Кирилл находился на кровати, в полу сидячем положении и что-то печатал на своем лэптопе. Когда я вошла, он резко закрыл компьютер и перевел взгляд на меня.
— Привет. Чего стоишь там? Проходи, коль пришла. — Жестом он указал на стул, стоящий у кровати.
— Неплохо выглядишь.
Романов действительно выглядел достаточно хорошо, особенно для человека с огнестрельным ранением. Волосы, как всегда были взъерошены, оголенный торс, даже перемотанный бинтами, выглядел сексуально.
— Это комплимент?
— Мм. думаю, да. — Ответила я, присаживаясь на стул.
— Ну что ж, спасибо.
— Ты опоздал на самолет.
— Знаешь, я как то и без тебя об этом догадался.
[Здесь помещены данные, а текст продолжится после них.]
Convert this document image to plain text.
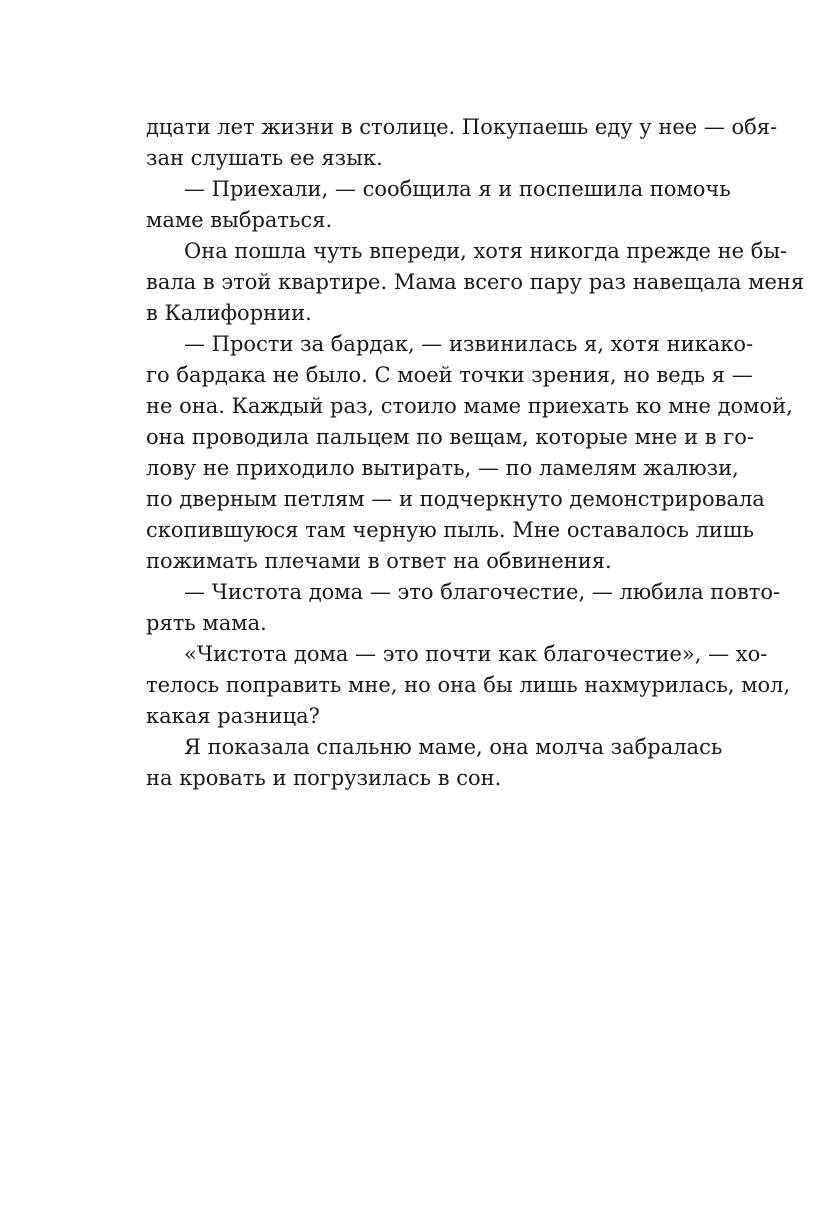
дцати лет жизни в столице. Покупаешь еду у нее — обя-
зан слушать ее язык.
— Приехали, — сообщила я и поспешила помочь
маме выбраться.
Она пошла чуть впереди, хотя никогда прежде не бы-
вала в этой квартире. Мама всего пару раз навещала меня
в Калифорнии.
— Прости за бардак, — извинилась я, хотя никако-
го бардака не было. С моей точки зрения, но ведь я —
не она. Каждый раз, стоило маме приехать ко мне домой,
она проводила пальцем по вещам, которые мне и в го-
лову не приходило вытирать, — по ламелям жалюзи,
по дверным петлям — и подчеркнуто демонстрировала
скопившуюся там черную пыль. Мне оставалось лишь
пожимать плечами в ответ на обвинения.
— Чистота дома — это благочестие, — любила повто-
рять мама.
«Чистота дома — это почти как благочестие», — хо-
телось поправить мне, но она бы лишь нахмурилась, мол,
какая разница?
Я показала спальню маме, она молча забралась
на кровать и погрузилась в сон.
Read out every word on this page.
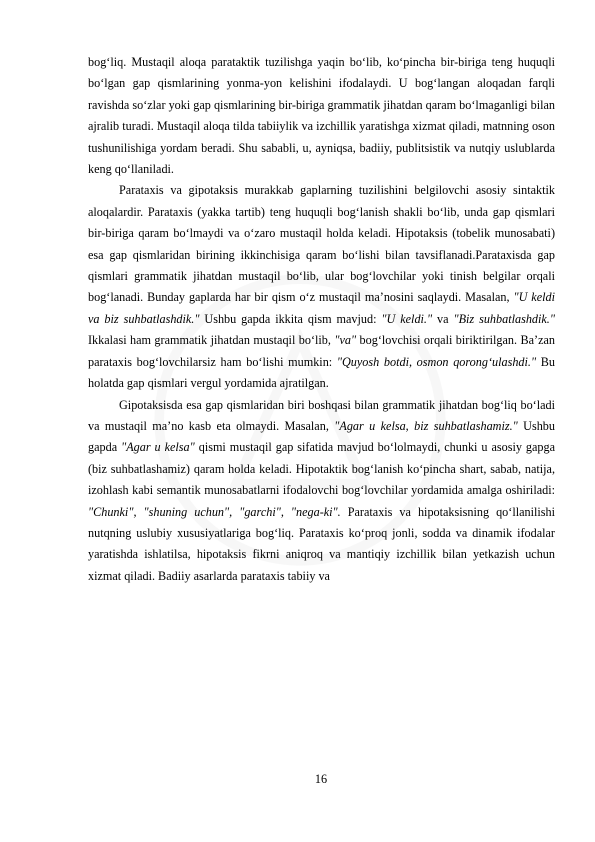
bog‘liq. Mustaqil aloqa parataktik tuzilishga yaqin bo‘lib, ko‘pincha bir-biriga teng huquqli bo‘lgan gap qismlarining yonma-yon kelishini ifodalaydi. U bog‘langan aloqadan farqli ravishda so‘zlar yoki gap qismlarining bir-biriga grammatik jihatdan qaram bo‘lmaganligi bilan ajralib turadi. Mustaqil aloqa tilda tabiiylik va izchillik yaratishga xizmat qiladi, matnning oson tushunilishiga yordam beradi. Shu sababli, u, ayniqsa, badiiy, publitsistik va nutqiy uslublarda keng qo‘llaniladi.

Parataxis va gipotaksis murakkab gaplarning tuzilishini belgilovchi asosiy sintaktik aloqalardir. Parataxis (yakka tartib) teng huquqli bog‘lanish shakli bo‘lib, unda gap qismlari bir-biriga qaram bo‘lmaydi va o‘zaro mustaqil holda keladi. Hipotaksis (tobelik munosabati) esa gap qismlaridan birining ikkinchisiga qaram bo‘lishi bilan tavsiflanadi.Parataxisda gap qismlari grammatik jihatdan mustaqil bo‘lib, ular bog‘lovchilar yoki tinish belgilar orqali bog‘lanadi. Bunday gaplarda har bir qism o‘z mustaqil ma’nosini saqlaydi. Masalan, "U keldi va biz suhbatlashdik." Ushbu gapda ikkita qism mavjud: "U keldi." va "Biz suhbatlashdik." Ikkalasi ham grammatik jihatdan mustaqil bo‘lib, "va" bog‘lovchisi orqali biriktirilgan. Ba’zan parataxis bog‘lovchilarsiz ham bo‘lishi mumkin: "Quyosh botdi, osmon qorong‘ulashdi." Bu holatda gap qismlari vergul yordamida ajratilgan.

Gipotaksisda esa gap qismlaridan biri boshqasi bilan grammatik jihatdan bog‘liq bo‘ladi va mustaqil ma’no kasb eta olmaydi. Masalan, "Agar u kelsa, biz suhbatlashamiz." Ushbu gapda "Agar u kelsa" qismi mustaqil gap sifatida mavjud bo‘lolmaydi, chunki u asosiy gapga (biz suhbatlashamiz) qaram holda keladi. Hipotaktik bog‘lanish ko‘pincha shart, sabab, natija, izohlash kabi semantik munosabatlarni ifodalovchi bog‘lovchilar yordamida amalga oshiriladi: "Chunki", "shuning uchun", "garchi", "nega-ki". Parataxis va hipotaksisning qo‘llanilishi nutqning uslubiy xususiyatlariga bog‘liq. Parataxis ko‘proq jonli, sodda va dinamik ifodalar yaratishda ishlatilsa, hipotaksis fikrni aniqroq va mantiqiy izchillik bilan yetkazish uchun xizmat qiladi. Badiiy asarlarda parataxis tabiiy va

16
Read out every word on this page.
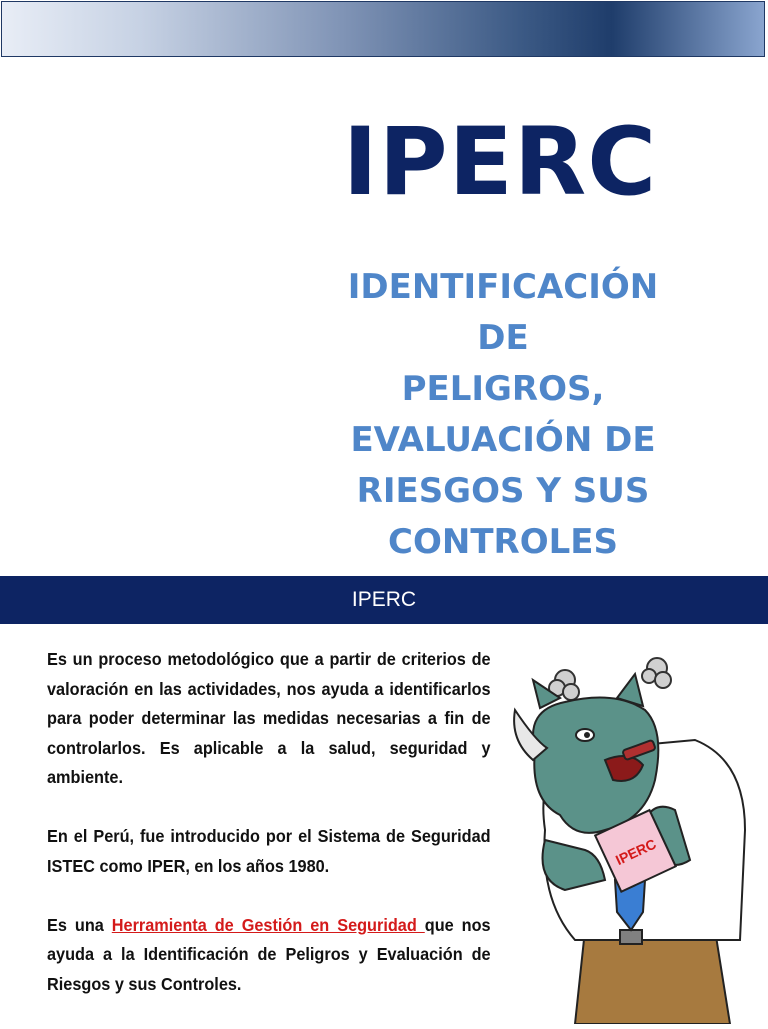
IPERC
IDENTIFICACIÓN DE
PELIGROS,
EVALUACIÓN DE
RIESGOS Y SUS
CONTROLES
IPERC

Es un proceso metodológico que a partir de criterios de valoración en las actividades, nos ayuda a identificarlos para poder determinar las medidas necesarias a fin de controlarlos. Es aplicable a la salud, seguridad y ambiente.

En el Perú, fue introducido por el Sistema de Seguridad ISTEC como IPER, en los años 1980.

Es una Herramienta de Gestión en Seguridad que nos ayuda a la Identificación de Peligros y Evaluación de Riesgos y sus Controles.

IPERC
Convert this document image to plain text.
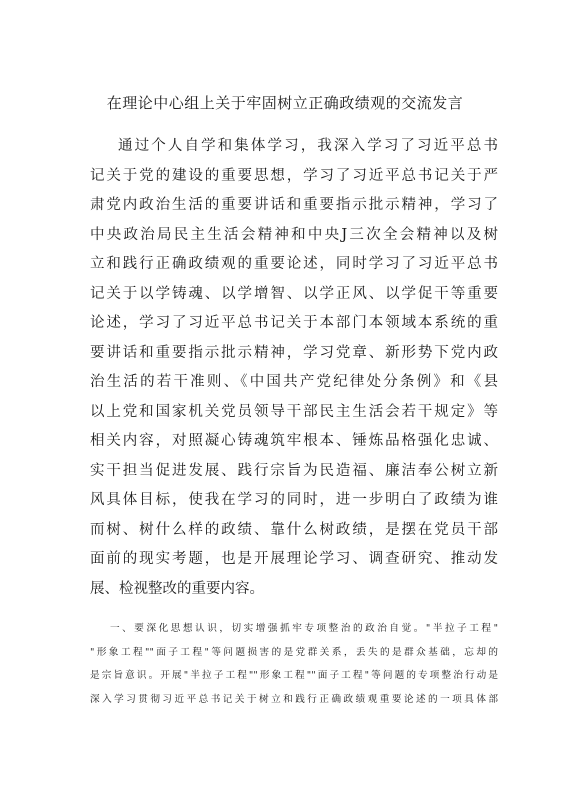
在理论中心组上关于牢固树立正确政绩观的交流发言
通过个人自学和集体学习，我深入学习了习近平总书
记关于党的建设的重要思想，学习了习近平总书记关于严
肃党内政治生活的重要讲话和重要指示批示精神，学习了
中央政治局民主生活会精神和中央J三次全会精神以及树
立和践行正确政绩观的重要论述，同时学习了习近平总书
记关于以学铸魂、以学增智、以学正风、以学促干等重要
论述，学习了习近平总书记关于本部门本领域本系统的重
要讲话和重要指示批示精神，学习党章、新形势下党内政
治生活的若干准则、《中国共产党纪律处分条例》和《县
以上党和国家机关党员领导干部民主生活会若干规定》等
相关内容，对照凝心铸魂筑牢根本、锤炼品格强化忠诚、
实干担当促进发展、践行宗旨为民造福、廉洁奉公树立新
风具体目标，使我在学习的同时，进一步明白了政绩为谁
而树、树什么样的政绩、靠什么树政绩，是摆在党员干部
面前的现实考题，也是开展理论学习、调查研究、推动发
展、检视整改的重要内容。
一、要深化思想认识，切实增强抓牢专项整治的政治自觉。"半拉子工程"
"形象工程""面子工程"等问题损害的是党群关系，丢失的是群众基础，忘却的
是宗旨意识。开展"半拉子工程""形象工程""面子工程"等问题的专项整治行动是
深入学习贯彻习近平总书记关于树立和践行正确政绩观重要论述的一项具体部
Если ты хочешь узнать, полечу ли я после того как меня выпишут, то, да, я полечу.
— Понятно. И когда тебя выпишут?
— Не знаю, сказали еще нужно побыть здесь какое-то время, пока я не стану чувствовать себя лучше и шов начнет затягиваться.
— Ясно. Зачем ты меня позвал?
— Что?
— Ты слышал. Зачем ты меня позвал?
— Я не звал тебя, Ермакова.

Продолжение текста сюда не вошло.